Once a stream table exists, you can expose it as a standard PostgreSQL logical-replication publication. Anything that speaks logical replication — Debezium, Kafka Connect, a downstream PostgreSQL replica, a Spark Structured Streaming job, a custom WAL consumer — can subscribe to live changes.

SELECT pgtrickle.stream_table_to_publication('order_view');
-- Subscribers can now subscribe to publication pgt_pub_order_view

See Downstream Publications.


8. Slowly-changing dimensions (SCD)

Type 2 SCDs (one row per version, with valid_from / valid_to) fall out naturally from a stream table over an event log. See Patterns §3.


9. Multi-tenant analytics

If your application multi-tenants by tenant_id, you can build per-tenant aggregates as a single stream table grouped by tenant_id and protect access with PostgreSQL Row-Level Security. See Multi-tenant integration and the Row-Level Security tutorial.

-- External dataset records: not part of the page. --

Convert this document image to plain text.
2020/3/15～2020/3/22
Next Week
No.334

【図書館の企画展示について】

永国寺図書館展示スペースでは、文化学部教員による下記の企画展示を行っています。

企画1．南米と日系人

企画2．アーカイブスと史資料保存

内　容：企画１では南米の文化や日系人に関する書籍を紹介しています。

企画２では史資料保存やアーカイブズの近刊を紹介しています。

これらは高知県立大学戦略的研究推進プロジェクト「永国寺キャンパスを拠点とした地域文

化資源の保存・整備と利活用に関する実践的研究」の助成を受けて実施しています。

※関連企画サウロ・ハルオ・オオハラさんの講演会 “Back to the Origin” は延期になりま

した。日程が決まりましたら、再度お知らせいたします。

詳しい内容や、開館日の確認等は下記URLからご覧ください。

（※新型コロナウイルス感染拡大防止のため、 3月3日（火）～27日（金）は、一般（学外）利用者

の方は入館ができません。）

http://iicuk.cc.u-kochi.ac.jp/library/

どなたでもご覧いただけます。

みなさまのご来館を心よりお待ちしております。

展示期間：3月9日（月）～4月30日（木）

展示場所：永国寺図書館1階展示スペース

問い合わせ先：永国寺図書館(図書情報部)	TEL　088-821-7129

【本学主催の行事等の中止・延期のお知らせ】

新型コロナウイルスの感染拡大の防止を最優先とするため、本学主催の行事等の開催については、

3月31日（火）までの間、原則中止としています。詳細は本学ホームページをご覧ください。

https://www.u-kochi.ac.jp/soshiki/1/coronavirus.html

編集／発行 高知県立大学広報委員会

10. Citus distributed analytics

pg_trickle works on Citus-distributed source tables. The scheduler polls per-worker WAL slots via dblink, merges changes on the coordinator, and applies the delta — automatically and idempotently. See Citus.


11. dbt-managed warehouse models

Use the stream_table materialization in dbt. No custom adapter needed — works with the standard dbt-postgres adapter.

{{ config(materialized='stream_table', schedule='5m', refresh_mode='AUTO') }}
SELECT customer_id, SUM(amount) AS total
FROM {{ source('raw', 'orders') }}
GROUP BY customer_id

See dbt integration.


When pg_trickle is not the right fit

A short, honest list — knowing when to look elsewhere is a feature.

  • Pure OLTP with no derived state. If you don't have anything to materialize, you don't need a materializer.
  • Sub-millisecond latency derived state. IMMEDIATE mode is fast, but it pays the differential cost inside your transaction. If you need every transaction to commit in < 1 ms, benchmark first.
  • Stateless event transformation only. If you want "transform each Kafka event" with no stored state, a stream processor (Flink, Bytewax) is closer to that shape.
  • Cross-database joins at scale. pg_trickle reads from local PostgreSQL tables (or Citus distributions). For federated joins across many heterogeneous databases, consider a streaming engine.
  • Workloads where you cannot install extensions. Some managed PostgreSQL services don't allow third-party extensions. Check Installation for the support matrix.